A newly released report by the Council of Canadian Academies entitled, Strengthening Canada's Research Capacity: The Gender Dimension provides an assessment of the the factors that influence university research careers of women. This assessment was requested by the Minister of Industry in the fall of 2010 after the notable absence of female candidates for the prestigious Canada Excellence Research Chairs program.
In response, the Council convened an expert panel of 15 Canadian and international experts from diverse fields who met over the course of approximately 18-months. The Panel was chaired by Dr. Lorna R. Marsden, President emeritus and Professor, York University, in Toronto. The Panel focussed on women in university research, and to conduct their assessment they used a life course model that allowed for an examination of the critical factors that impact career paths from the early years, through to post-secondary education and at different career stages.
"There is no single solution to remedy the underrepresentation of women in the highest ranks of academic research careers.

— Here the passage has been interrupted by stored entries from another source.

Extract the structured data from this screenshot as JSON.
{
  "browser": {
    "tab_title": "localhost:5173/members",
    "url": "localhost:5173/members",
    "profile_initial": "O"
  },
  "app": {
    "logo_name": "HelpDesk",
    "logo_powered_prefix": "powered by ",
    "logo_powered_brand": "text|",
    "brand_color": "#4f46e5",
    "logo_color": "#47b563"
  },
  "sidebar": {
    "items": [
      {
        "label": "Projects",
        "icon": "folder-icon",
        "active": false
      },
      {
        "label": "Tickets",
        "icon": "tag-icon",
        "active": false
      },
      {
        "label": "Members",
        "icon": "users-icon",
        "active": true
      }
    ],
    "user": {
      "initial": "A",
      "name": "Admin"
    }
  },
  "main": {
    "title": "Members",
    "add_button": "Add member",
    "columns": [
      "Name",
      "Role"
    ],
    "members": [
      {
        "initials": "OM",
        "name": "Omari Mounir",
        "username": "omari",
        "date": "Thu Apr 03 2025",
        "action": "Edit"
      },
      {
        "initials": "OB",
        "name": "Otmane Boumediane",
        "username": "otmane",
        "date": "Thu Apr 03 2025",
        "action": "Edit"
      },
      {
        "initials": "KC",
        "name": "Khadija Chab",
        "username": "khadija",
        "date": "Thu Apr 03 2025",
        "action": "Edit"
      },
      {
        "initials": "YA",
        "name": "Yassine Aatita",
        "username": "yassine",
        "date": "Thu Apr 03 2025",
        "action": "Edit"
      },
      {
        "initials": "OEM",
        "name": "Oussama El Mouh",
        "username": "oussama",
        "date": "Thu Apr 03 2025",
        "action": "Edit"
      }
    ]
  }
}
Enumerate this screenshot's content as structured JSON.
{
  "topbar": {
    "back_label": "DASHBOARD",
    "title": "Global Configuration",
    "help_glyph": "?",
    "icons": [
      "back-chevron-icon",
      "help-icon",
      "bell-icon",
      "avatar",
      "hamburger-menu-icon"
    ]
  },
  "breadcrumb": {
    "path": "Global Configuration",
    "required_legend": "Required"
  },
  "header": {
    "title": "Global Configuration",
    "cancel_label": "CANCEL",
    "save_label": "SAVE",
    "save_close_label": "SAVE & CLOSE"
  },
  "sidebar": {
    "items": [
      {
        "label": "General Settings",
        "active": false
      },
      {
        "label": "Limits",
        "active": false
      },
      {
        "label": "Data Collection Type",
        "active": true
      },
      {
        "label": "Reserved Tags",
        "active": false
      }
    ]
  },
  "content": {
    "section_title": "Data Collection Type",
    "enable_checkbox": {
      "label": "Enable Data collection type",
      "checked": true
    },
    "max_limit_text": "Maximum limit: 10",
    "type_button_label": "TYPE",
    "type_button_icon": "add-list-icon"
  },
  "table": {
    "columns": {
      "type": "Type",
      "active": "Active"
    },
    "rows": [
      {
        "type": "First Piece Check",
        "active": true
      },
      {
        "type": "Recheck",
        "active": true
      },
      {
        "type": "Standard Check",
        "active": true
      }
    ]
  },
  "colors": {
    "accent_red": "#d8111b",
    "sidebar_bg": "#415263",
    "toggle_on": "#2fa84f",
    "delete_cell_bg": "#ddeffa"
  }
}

The issue itself is a multifaceted one that is affected by social, cultural, economic, institutional, and political factors and contexts", commented Panel Chair Dr. Lorna R. Marsden. "There has been significant progress in the representation of women in the academy since the 1970s, and there is much to be celebrated. However, as evidenced by the wide variation in women's representation by discipline and rank, there are still challenges to overcome."
The Expert Panel developed a baseline of information regarding the statistical profile of women researchers in Canada. The major findings from the statistical profile are:
- In general, the Canadian profile is similar to that of other economically advanced nations.
- Women's progress in Canadian universities is uneven and dependent on discipline and rank.
- The higher the rank, the lower the percentage of women in comparison to men.
The Panel also identified key factors that affect the multiple career paths of women. These factors start early in life with stereotypes that define roles and expectations, followed by a lack of knowledge about requisites for potential career paths, and a lack of role models and mentors. These issues, combined with a rigid tenure track structure, challenges associated with the paid work-family life balance, and the importance of increased support and coordination amongst governments and institutions need to be examined if Canada is going to achieve a greater gender balance within academia.
Elizabeth Dowdeswell, President of the Council of Canadian Academies noted, "Although the Panel was constrained by a lack of data in some areas, they were able to identify critical factors that affect the career paths of women in university research. With this information now in-hand an informed Canadian conversation can take place regarding the persistent challenges that are preventing women in research from maximizing their presence and potential across all disciplines and ranks."